Throwback Thursday

25 years ago this month:

  • Affirming the order of the Judicial Retirement and Removal Commission, the Kentucky Supreme Court publicly censured a former judicial candidate for campaign advertisements that stated: “Jed Deters is a Pro-Life Candidate.”  Deters v. Judicial Retirement and Removal Commission, 873 S.W.2d 200 (Kentucky 1994).
  • Based on an agreed statement of facts, the New York State Commission on Judicial Conduct publicly admonished a judge for driving while intoxicated and losing control of the car; when asked his name by a police office, giving his name and judicial office; and asking the officer, “Isn’t there anything we can do?” In the Matter of Henderson, Determination (New York State Commission on Judicial Conduct March 18, 1994).

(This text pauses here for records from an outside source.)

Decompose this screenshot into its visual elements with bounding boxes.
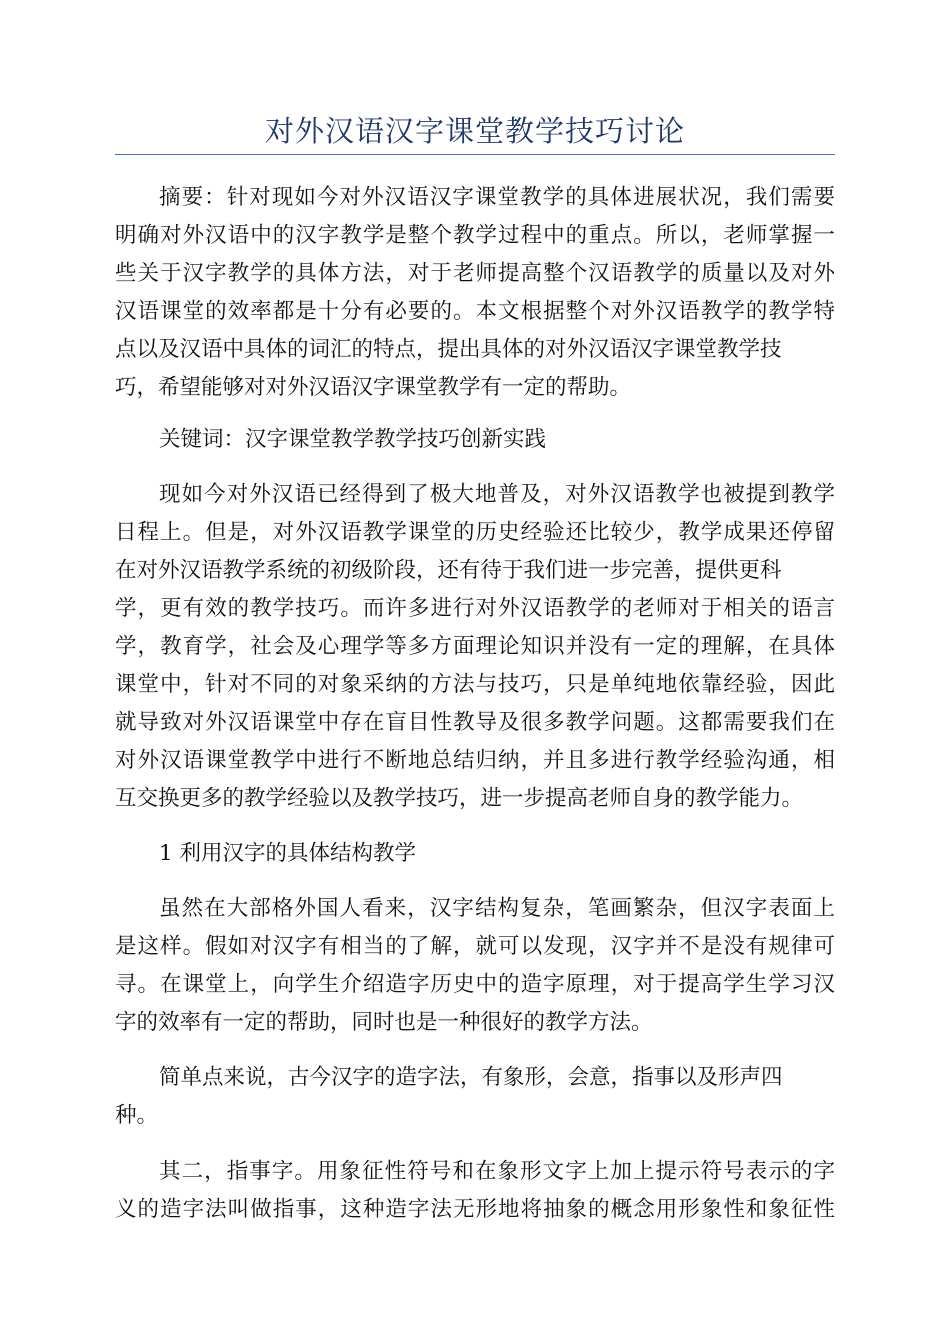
paragraph-line: 在对外汉语教学系统的初级阶段，还有待于我们进一步完善，提供更科 — [115, 558, 782, 583]
document-title: 对外汉语汉字课堂教学技巧讨论 — [264, 114, 685, 148]
paragraph-line: 虽然在大部格外国人看来，汉字结构复杂，笔画繁杂，但汉字表面上 — [159, 896, 835, 921]
paragraph-line: 1 利用汉字的具体结构教学 — [159, 841, 417, 866]
paragraph-line: 义的造字法叫做指事，这种造字法无形地将抽象的概念用形象性和象征性 — [115, 1197, 835, 1222]
title-underline — [115, 154, 835, 155]
paragraph-line: 巧，希望能够对对外汉语汉字课堂教学有一定的帮助。 — [115, 375, 632, 400]
paragraph-line: 学，教育学，社会及心理学等多方面理论知识并没有一定的理解，在具体 — [115, 634, 835, 659]
paragraph-line: 些关于汉字教学的具体方法，对于老师提高整个汉语教学的质量以及对外 — [115, 261, 835, 286]
body-paragraph — [115, 1059, 835, 1135]
paragraph-line: 寻。在课堂上，向学生介绍造字历史中的造字原理，对于提高学生学习汉 — [115, 972, 835, 997]
body-paragraph — [115, 890, 835, 1042]
paragraph-line: 就导致对外汉语课堂中存在盲目性教导及很多教学问题。这都需要我们在 — [115, 710, 835, 735]
paragraph-line: 点以及汉语中具体的词汇的特点，提出具体的对外汉语汉字课堂教学技 — [115, 337, 782, 362]
paragraph-line: 学，更有效的教学技巧。而许多进行对外汉语教学的老师对于相关的语言 — [115, 596, 835, 621]
paragraph-line: 字的效率有一定的帮助，同时也是一种很好的教学方法。 — [115, 1010, 653, 1035]
paragraph-line: 现如今对外汉语已经得到了极大地普及，对外汉语教学也被提到教学 — [159, 482, 835, 507]
section-heading — [115, 835, 835, 873]
paragraph-line: 明确对外汉语中的汉字教学是整个教学过程中的重点。所以，老师掌握一 — [115, 223, 835, 248]
paragraph-line: 日程上。但是，对外汉语教学课堂的历史经验还比较少，教学成果还停留 — [115, 520, 835, 545]
keywords-paragraph — [115, 421, 835, 459]
paragraph-line: 课堂中，针对不同的对象采纳的方法与技巧，只是单纯地依靠经验，因此 — [115, 672, 835, 697]
paragraph-line: 其二，指事字。用象征性符号和在象形文字上加上提示符号表示的字 — [159, 1159, 835, 1184]
intro-paragraph — [115, 476, 835, 818]
paragraph-line: 摘要：针对现如今对外汉语汉字课堂教学的具体进展状况，我们需要 — [159, 185, 835, 210]
paragraph-line: 简单点来说，古今汉字的造字法，有象形，会意，指事以及形声四 — [159, 1065, 783, 1090]
paragraph-line: 关键词：汉字课堂教学教学技巧创新实践 — [159, 427, 547, 452]
paragraph-line: 对外汉语课堂教学中进行不断地总结归纳，并且多进行教学经验沟通，相 — [115, 748, 835, 773]
abstract-paragraph — [115, 179, 835, 407]
body-paragraph — [115, 1153, 835, 1229]
paragraph-line: 是这样。假如对汉字有相当的了解，就可以发现，汉字并不是没有规律可 — [115, 934, 835, 959]
paragraph-line: 互交换更多的教学经验以及教学技巧，进一步提高老师自身的教学能力。 — [115, 786, 804, 811]
paragraph-line: 种。 — [115, 1103, 159, 1128]
paragraph-line: 汉语课堂的效率都是十分有必要的。本文根据整个对外汉语教学的教学特 — [115, 299, 835, 324]
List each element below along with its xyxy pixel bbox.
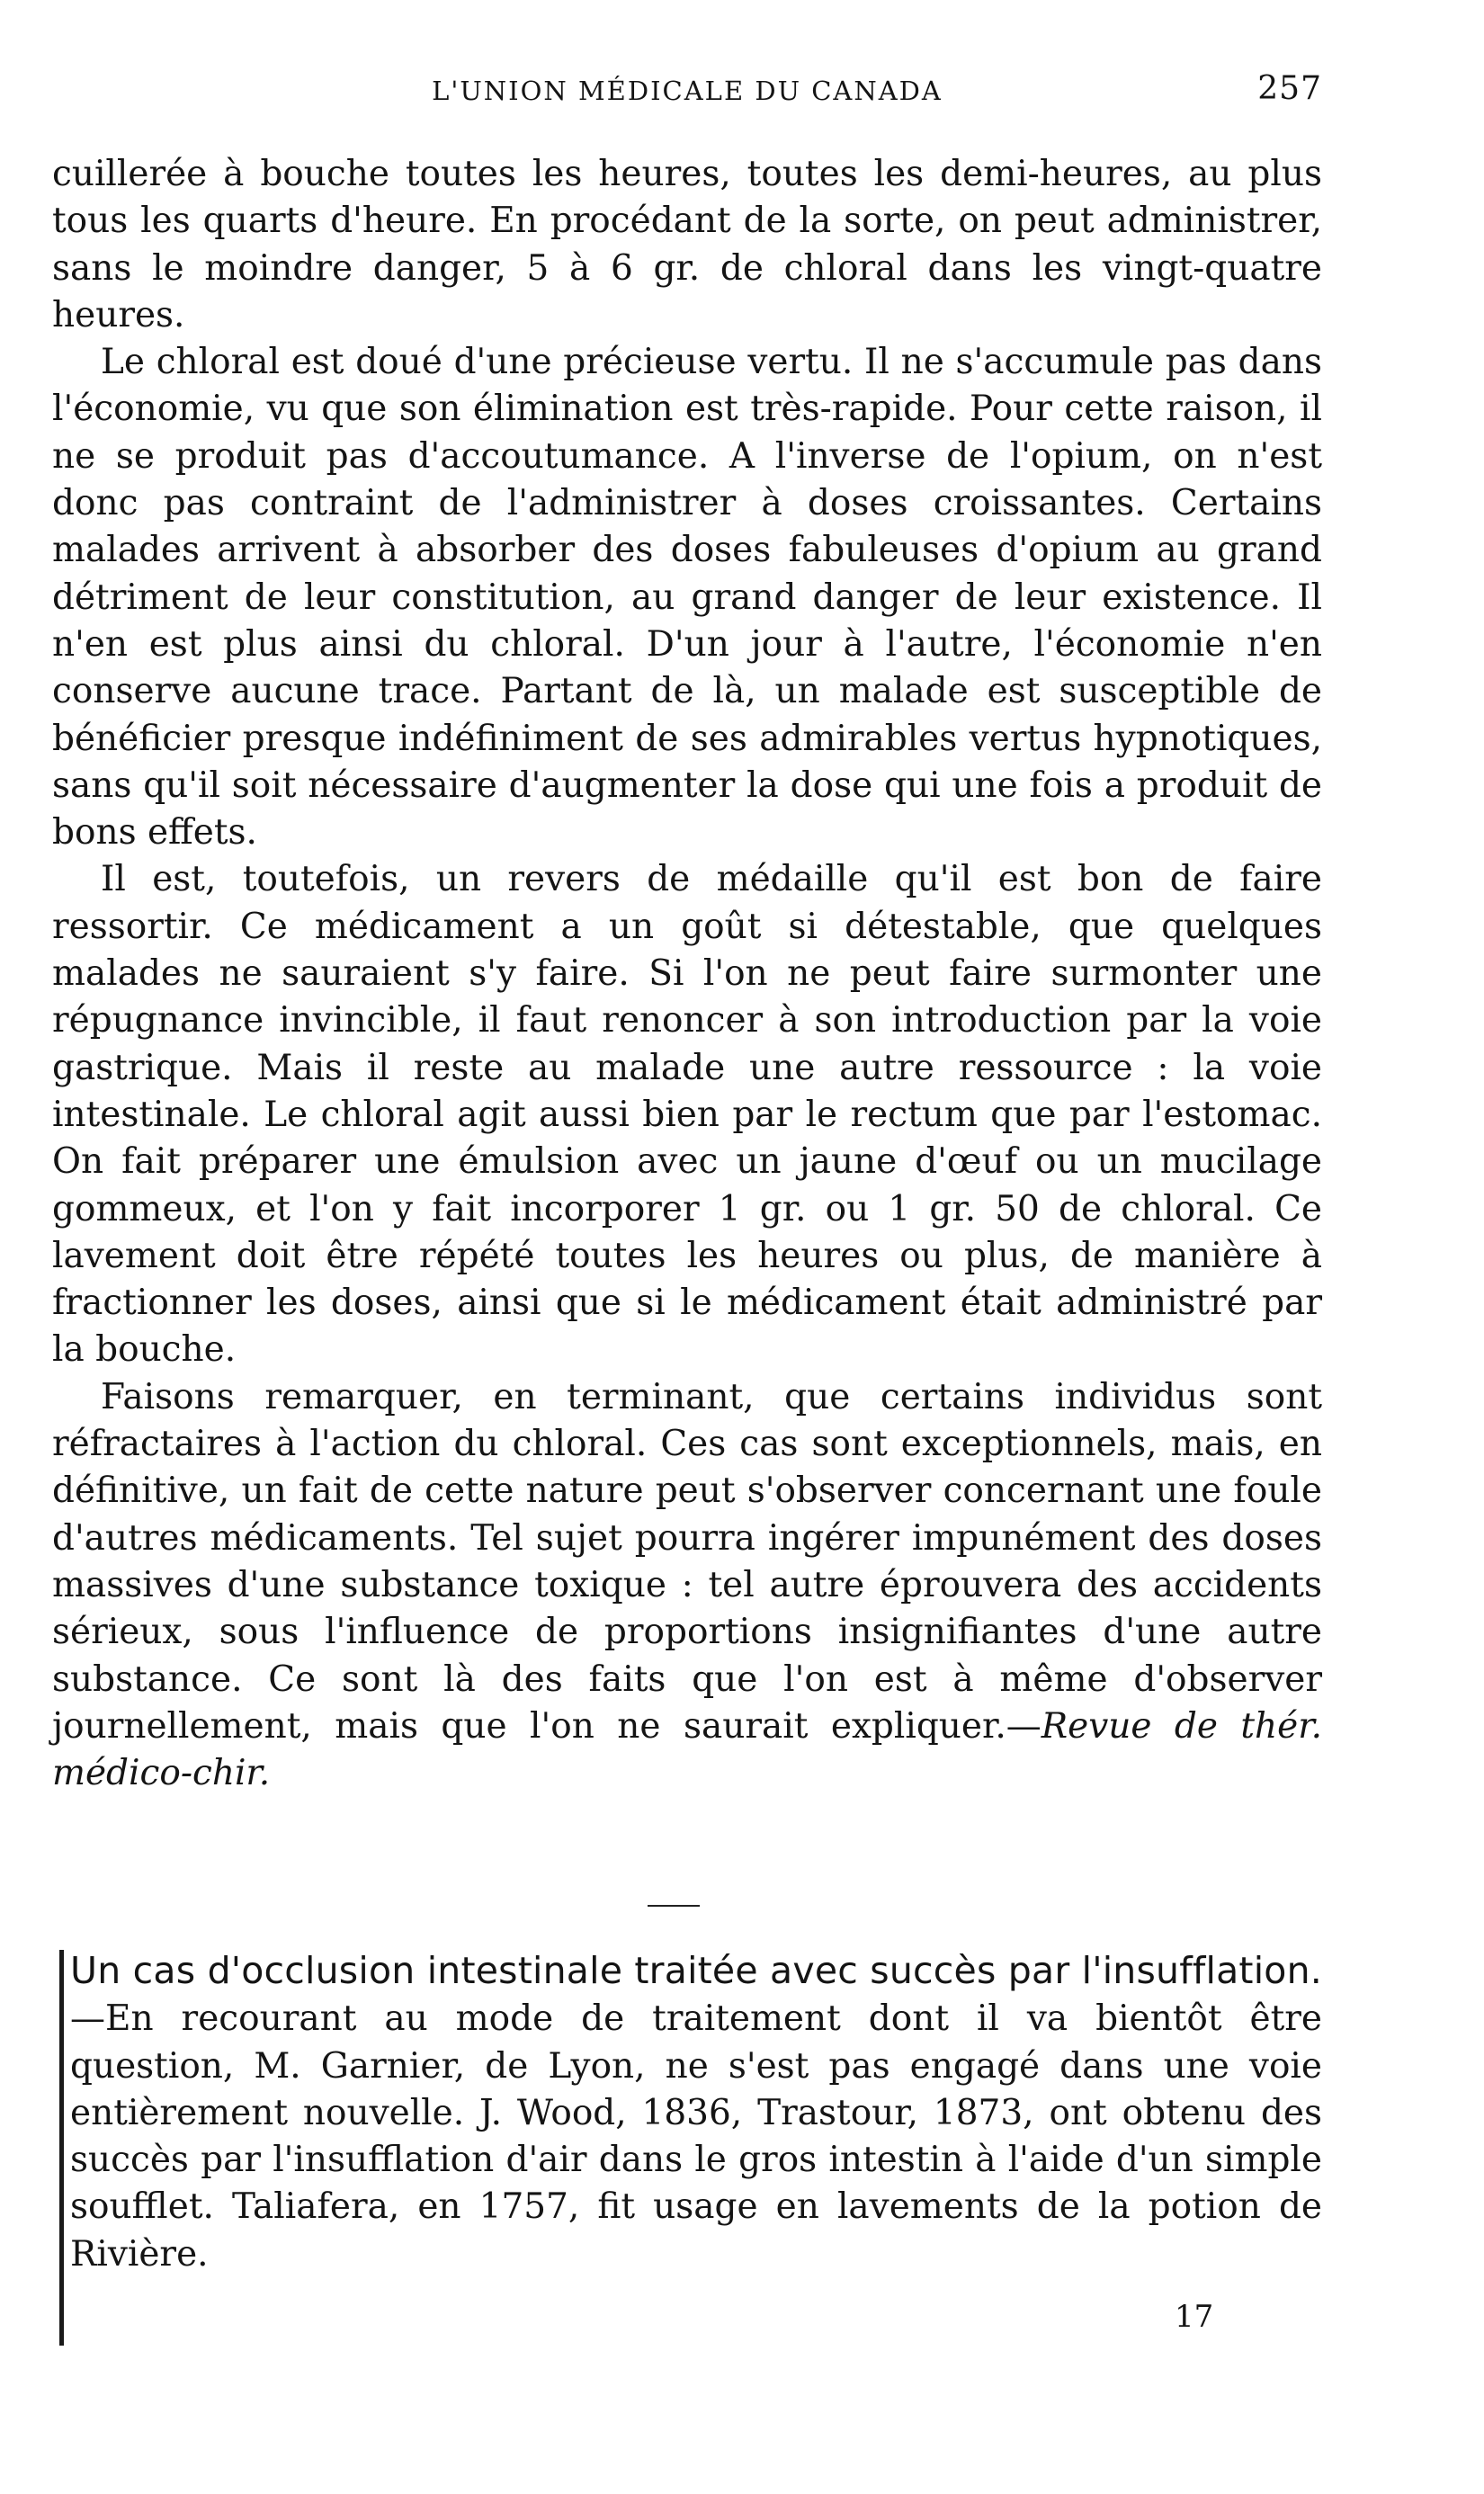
article-section bbox=[70, 1947, 1322, 2278]
paragraph-2: Le chloral est doué d'une précieuse vertu. Il ne s'accumule pas dans l'économie, vu que son élimination est très-rapide. Pour cette raison, il ne se produit pas d'accoutumance. A l'inverse de l'opium, on n'est donc pas contraint de l'administrer à doses croissantes. Certains malades arrivent à absorber des doses fabuleuses d'opium au grand détriment de leur constitution, au grand danger de leur existence. Il n'en est plus ainsi du chloral. D'un jour à l'autre, l'économie n'en conserve aucune trace. Partant de là, un malade est susceptible de bénéficier presque indéfiniment de ses admirables vertus hypnotiques, sans qu'il soit nécessaire d'augmenter la dose qui une fois a produit de bons effets. bbox=[52, 342, 1322, 854]
source-citation: Revue de thér. médico-chir. bbox=[52, 1705, 1323, 1794]
paragraph-4 bbox=[52, 1374, 1322, 1798]
running-head: L'UNION MÉDICALE DU CANADA bbox=[432, 76, 943, 106]
section-separator bbox=[648, 1905, 700, 1907]
article-title: Un cas d'occlusion intestinale traitée avec succès par l'insufflation. bbox=[70, 1949, 1322, 1992]
page-header bbox=[52, 70, 1322, 121]
paragraph-1: cuillerée à bouche toutes les heures, toutes les demi-heures, au plus tous les quarts d'heure. En procédant de la sorte, on peut administrer, sans le moindre danger, 5 à 6 gr. de chloral dans les vingt-quatre heures. bbox=[52, 154, 1322, 335]
article-text: —En recourant au mode de traitement dont il va bientôt être question, M. Garnier, de Lyon, ne s'est pas engagé dans une voie entièrement nouvelle. J. Wood, 1836, Trastour, 1873, ont obtenu des succès par l'insufflation d'air dans le gros intestin à l'aide d'un simple soufflet. Taliafera, en 1757, fit usage en lavements de la potion de Rivière. bbox=[70, 1998, 1322, 2275]
paragraph-4-text: Faisons remarquer, en terminant, que certains individus sont réfractaires à l'action du chloral. Ces cas sont exceptionnels, mais, en définitive, un fait de cette nature peut s'observer concernant une foule d'autres médicaments. Tel sujet pourra ingérer impunément des doses massives d'une substance toxique : tel autre éprouvera des accidents sérieux, sous l'influence de proportions insignifiantes d'une autre substance. Ce sont là des faits que l'on est à même d'observer journellement, mais que l'on ne saurait expliquer.— bbox=[52, 1376, 1322, 1747]
margin-bar bbox=[59, 1950, 64, 2346]
signature-mark: 17 bbox=[1175, 2299, 1214, 2335]
page-number: 257 bbox=[1257, 70, 1322, 107]
paragraph-3: Il est, toutefois, un revers de médaille qu'il est bon de faire ressortir. Ce médicament a un goût si détestable, que quelques malades ne sauraient s'y faire. Si l'on ne peut faire surmonter une répugnance invincible, il faut renoncer à son introduction par la voie gastrique. Mais il reste au malade une autre ressource : la voie intestinale. Le chloral agit aussi bien par le rectum que par l'estomac. On fait préparer une émulsion avec un jaune d'œuf ou un mucilage gommeux, et l'on y fait incorporer 1 gr. ou 1 gr. 50 de chloral. Ce lavement doit être répété toutes les heures ou plus, de manière à fractionner les doses, ainsi que si le médicament était administré par la bouche. bbox=[52, 859, 1322, 1371]
body-text bbox=[52, 151, 1322, 1797]
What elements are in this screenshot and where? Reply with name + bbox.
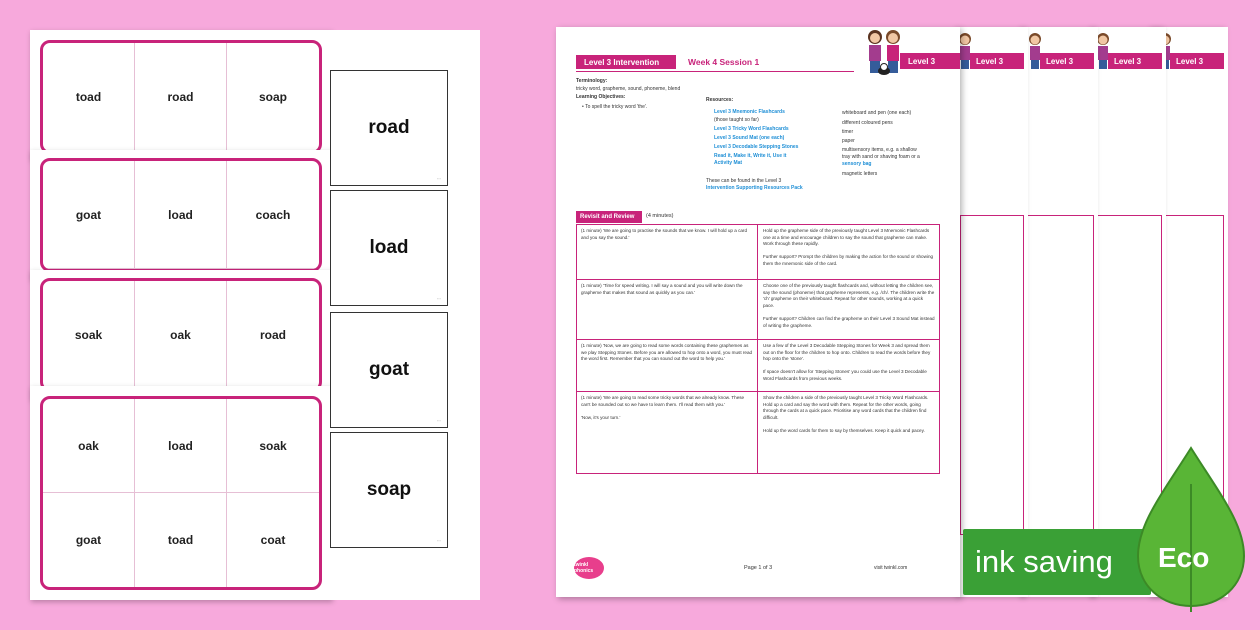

  • The New York State Commission on Judicial Conduct publicly censured a judge for failing to remit court funds promptly to the state comptroller as required by statute; failing to respond to 4 letters from Commission counsel and failing to appear to testify; and failing to make deposits to his official court account for almost 6 months even though a statute required deposits within 72 hours of receipt. In the Matter of Giffin, Determination (New York State Commission on Judicial Conduct March 18, 1994).
  • The New York State Commission on Judicial Conduct publicly censured a judge for stating to a jury after it had rendered a guilty verdict: “Ladies and gentlemen, I’m very happy that you reached that disposition because the Dominican people are just killing us in the courts” and making similar comments.  In the Matter of Cunningham, Determination (New York State Commission on Judicial Conduct March 18, 1994).
  • Reviewing the findings of fact, conclusions of law, and recommendation of the Commission on Judicial Fitness and Disability, the Oregon Supreme Court suspended a judge for 45 days without pay for (1) refusing to recuse himself in several cases involving an attorney who had filed a complaint with the Commission that the judge publicized with his opinion of the attorney; (2) meeting privately with the district attorney, at the judge’s initiation, on the general subject of his disqualification in several cases with a specific reference to a case in which a disqualification motion was pending; and (3) writing a letter to the editor and a guest editorial published in a local paper that criticized the district attorney. In re Schenck, 870 P.2d 185 (Oregon 1994).
  • The Pennsylvania Supreme Court removed a judge from office for failing to recuse from 33 cases involving parties who had loaned the judge or her family money and with whom she had a close personal relationship. Pekarski v. Judicial Inquiry and Review Board, 639 A.2d 759 (Pennsylvania 1994).
  • Affirming the recommendation of the State Commission on Judicial Conduct, the Review Tribunal appointed by Texas Supreme Court removed a judge from office for conspiring to extort money from a probationer, altering conditions of probation ex parte, and granting credit for time served in excess of time actually served. In re Thoma, 873 S.W.2d 477 (Texas Special Court of Review 1994).
  • The Vermont Supreme Court publicly reprimanded a former, non-lawyer judge for had, while a judge, purchasing a paid political advertisement in a newspaper that supported candidates for national, state-wide, and local offices. In re Steady, 641 A.2d 117 (Vermont 1994).